Сердце Десимы бешено колотилось, дыхание прерывалось, глаза Эдама были устремлены на ее рот, и Десима вспомнила его слова. Она ведь не дуется, верно? Ее губы раскрылись, кончик языка нервно пробежал между ними. Он собирался поцеловать ее. О, пожалуйста, пожалуйста…
Глава 8
Часы на верху конюшенного двора пробили, словно нанесли удар по ее совести. Десима моргнула и скользнула в сторону от Эдама.
— Господи, посмотрите на часы! Бедные Пру и Бейтс ждут свой ленч.
Не оглядываясь, Десима быстро зашагала к кухонной двери, на ходу развязывая шаль. Она слышала его шаги за спиной.
— Осталось немного супа, сыр и пикули, — сообщила Десима из буфетной, моя руки.
Эдам разводил огонь. Он обернулся, когда она снова вошла; его лицо не выражало ничего, кроме реакции на ее слова. Должно быть, она неверно поняла его намерения, ее подвело богатое воображение.
Они поднялись по лестнице с нагруженными подносами, остановившись на площадке при звуке голосов. Эдам заглянул в дверь комнаты Бейтса.
Грум сидел в кровати; его нога была накрыта простынями. Рядом с ним в кресле свернулась Пру, на полу лежала кипа журналов.
— Это просто глупость, — говорил Бейтс. — Зачем они полезли в замок среди ночи?
— Как иначе они могли добыть бумаги и доказать, что он законный наследник? — горячилась Пру.
— Ну, он просто болван — это все, что я могу сказать, — проворчал грум.
— О, милорд, мисс Десси, я не видела, что вы здесь, — заволновалась Пру.
Бейтс густо покраснел, глядя на улыбающегося Эдама.
— Приятное разнообразие в сравнении с вашими обычными спортивными новостями, Бейтс, — с интересом промолвил Эдам. — Как любезно со стороны мисс Пруденс развлечь вас.
— Это самый нелепый набор чепухи, какой я когда-либо слышал, — пробормотал Бейтс.

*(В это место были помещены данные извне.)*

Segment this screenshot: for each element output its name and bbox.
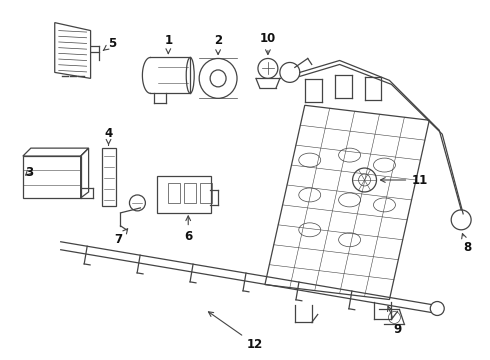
Bar (184, 183, 196, 203)
Text: 4: 4 (104, 127, 113, 145)
Text: 1: 1 (164, 34, 172, 54)
Text: 10: 10 (260, 32, 276, 54)
Text: 5: 5 (103, 37, 117, 50)
Text: 6: 6 (184, 216, 193, 243)
Bar (200, 183, 212, 203)
Text: 8: 8 (462, 234, 471, 254)
Bar (168, 183, 180, 203)
Text: 11: 11 (381, 174, 427, 186)
Text: 2: 2 (214, 34, 222, 54)
Text: 12: 12 (208, 312, 263, 351)
Text: 7: 7 (115, 229, 128, 246)
Text: 3: 3 (25, 166, 33, 179)
Bar (101, 148, 116, 206)
Text: 9: 9 (388, 306, 401, 336)
Bar (23, 156, 81, 198)
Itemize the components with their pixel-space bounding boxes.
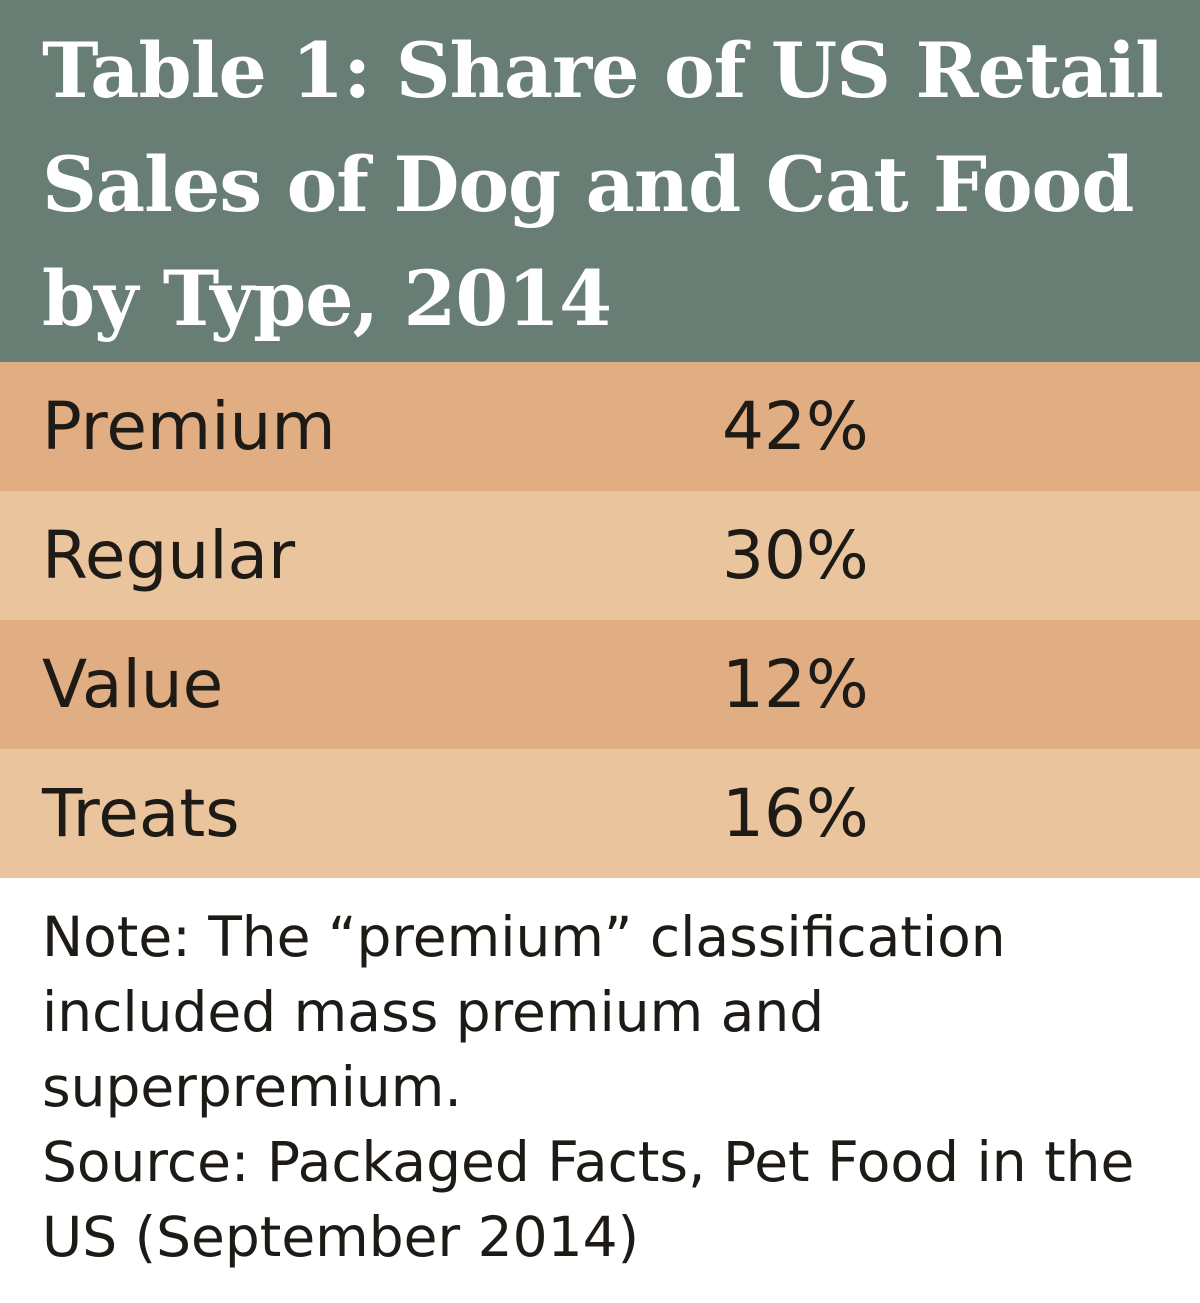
table-title: Table 1: Share of US Retail Sales of Dog… xyxy=(42,26,1164,343)
source-text: Source: Packaged Facts, Pet Food in the … xyxy=(42,1130,1135,1269)
row-label: Regular xyxy=(42,517,296,594)
table-row: Treats 16% xyxy=(0,749,1200,878)
table-row: Value 12% xyxy=(0,620,1200,749)
row-label: Value xyxy=(42,646,224,723)
table-row: Regular 30% xyxy=(0,491,1200,620)
row-value: 30% xyxy=(722,517,869,594)
row-label: Premium xyxy=(42,388,336,465)
row-value: 16% xyxy=(722,775,869,852)
table-header: Table 1: Share of US Retail Sales of Dog… xyxy=(0,0,1200,362)
table-body: Premium 42% Regular 30% Value 12% Treats… xyxy=(0,362,1200,878)
row-value: 12% xyxy=(722,646,869,723)
row-value: 42% xyxy=(722,388,869,465)
table-footnote: Note: The “premium” classification inclu… xyxy=(42,900,1182,1275)
table-row: Premium 42% xyxy=(0,362,1200,491)
note-text: Note: The “premium” classification inclu… xyxy=(42,905,1006,1119)
row-label: Treats xyxy=(42,775,240,852)
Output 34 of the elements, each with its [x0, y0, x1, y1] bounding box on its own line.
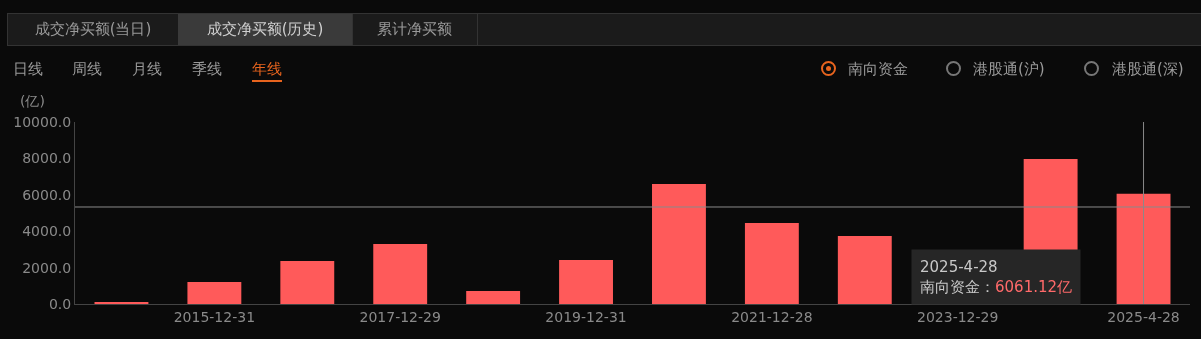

Эдам сжалился над пыхтящим грумом.
— Думаю, дамы, вам следует извинить нас.
Десима помогла Пру подняться и тактично увела ее из комнаты, шепча ей на ухо.
— Почему же он не сказал мне? — прошептала в ответ Пру на площадке. — Как будто я не выносила ночные горшки джентльменов с незапамятных времен.
— Сомневаюсь, что Бейтс привык к подобному вниманию. Идем. Я принесла твой ланч, а потом ты отдохнешь.
Десима отошла взять поднос, но задержалась послушать, что говорят мужчины.
— Почему вы так долго терпели, старый дурень? — сказал Эдам.
— Я и так не знал, куда себя деть, когда лежал в постели в одной рубашке, а она вошла с пачкой журналов, — оправдывался Бейтс.